A primeira semana de fevereiro parece que abriu os bueiros e ralos para cobras, escorpiões e lacraias, em geral, saírem do bueiro à procura de otários. Topei com um ontem. Tropiquei com outro hoje. Vou contar minha saga, porque quem não tem crachá carece de departamento jurídico e quem não tem diploma de direito toma cada susto.

A Pousada A Capela não é uma Coca-Cola. É uma pousada simples, bonitinha, honesta, com serviço decente, prestado por uma equipe dedicada, gentil e feliz. Labutamos muito. Não ganhamos milhões, mas estamos, satisfeitos, vivendo nosso quarto ano de casa cheia. Nossa marca não é trend top. Nossa marca não vale milhões. Nossa marca não havia sido registrada no INPI, porque o que importa, na prática, é o registro do CNPJ, o alvará de funcionamento, a URL do site (esta, sim, registrada), o endereço físico, a plaquinha na porta e o serviço nosso de cada dia. Acontece que a nossa pousadinha ganhou alguns prêmios e volta e meia aparece na mídia. Outro dia mesmo, a capelinha foi cenário de uma entrevista sobre contracultura (que heresia) e sobre o museu a céu aberto na aldeia hippie de Arembepe. Essas coisas, que na prática valem pouco, muito pouco, no mundo dos larápios, são pretexto para um golpe(zinho). Foi o que rolou hoje.

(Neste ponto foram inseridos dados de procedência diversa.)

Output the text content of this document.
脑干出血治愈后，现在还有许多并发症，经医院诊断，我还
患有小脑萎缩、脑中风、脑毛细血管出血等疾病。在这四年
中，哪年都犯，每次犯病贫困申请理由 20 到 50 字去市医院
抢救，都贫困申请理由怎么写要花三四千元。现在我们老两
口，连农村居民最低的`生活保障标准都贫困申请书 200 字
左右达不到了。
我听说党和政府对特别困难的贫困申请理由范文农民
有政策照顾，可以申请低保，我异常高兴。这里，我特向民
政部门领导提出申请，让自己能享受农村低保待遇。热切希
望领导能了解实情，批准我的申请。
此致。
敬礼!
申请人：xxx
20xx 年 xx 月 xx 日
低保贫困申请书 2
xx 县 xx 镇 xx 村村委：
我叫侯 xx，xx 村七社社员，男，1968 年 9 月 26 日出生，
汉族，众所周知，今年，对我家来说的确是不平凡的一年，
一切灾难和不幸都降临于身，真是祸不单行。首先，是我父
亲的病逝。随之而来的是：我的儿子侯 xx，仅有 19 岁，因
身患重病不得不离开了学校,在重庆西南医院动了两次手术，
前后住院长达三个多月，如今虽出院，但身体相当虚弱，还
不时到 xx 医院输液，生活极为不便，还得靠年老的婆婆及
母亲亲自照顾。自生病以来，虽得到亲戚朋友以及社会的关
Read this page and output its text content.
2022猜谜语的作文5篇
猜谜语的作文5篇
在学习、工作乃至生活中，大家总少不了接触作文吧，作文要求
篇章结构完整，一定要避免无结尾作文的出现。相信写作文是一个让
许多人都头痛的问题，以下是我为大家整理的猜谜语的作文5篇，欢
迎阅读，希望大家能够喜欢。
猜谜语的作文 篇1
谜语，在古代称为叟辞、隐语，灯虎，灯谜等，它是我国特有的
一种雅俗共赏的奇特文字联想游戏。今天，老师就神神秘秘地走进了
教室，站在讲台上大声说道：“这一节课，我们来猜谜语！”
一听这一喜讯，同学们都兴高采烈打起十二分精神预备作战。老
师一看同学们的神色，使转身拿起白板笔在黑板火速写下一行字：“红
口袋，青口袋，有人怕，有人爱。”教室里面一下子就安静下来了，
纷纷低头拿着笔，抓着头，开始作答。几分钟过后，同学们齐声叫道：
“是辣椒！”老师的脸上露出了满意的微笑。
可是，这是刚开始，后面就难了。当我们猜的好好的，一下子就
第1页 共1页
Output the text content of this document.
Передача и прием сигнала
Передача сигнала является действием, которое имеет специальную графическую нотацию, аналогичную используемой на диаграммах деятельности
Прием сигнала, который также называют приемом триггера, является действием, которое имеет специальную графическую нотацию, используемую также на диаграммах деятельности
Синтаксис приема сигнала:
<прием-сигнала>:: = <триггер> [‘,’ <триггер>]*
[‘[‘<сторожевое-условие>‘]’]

Estava eu labutando bem cedo, quando tocou o telefone. Número de São Paulo. Um escritório de sei-lá-o-que, porque não entendi direito o que a mulher-máquina-marketing-telemarketing falava. Falou, falou, falou e com esforço entendi que ela questionava o fato de a marca Pousada A Capela não ter sido registrada. Dizia haver alguém,  cliente dela, interessado na mesma para abrir uma pousadinha em Ilhabela, São Paulo. Respondi que não sabia e ia averiguar. Desliguei. Segundos depois, recebo um email de outra empresa oferecendo serviços caríssimos para registrar a minha marca no INPI. Pediam 2 contos pela assessoria jurídica mais um monte de outros contos pelo trabalho de registro.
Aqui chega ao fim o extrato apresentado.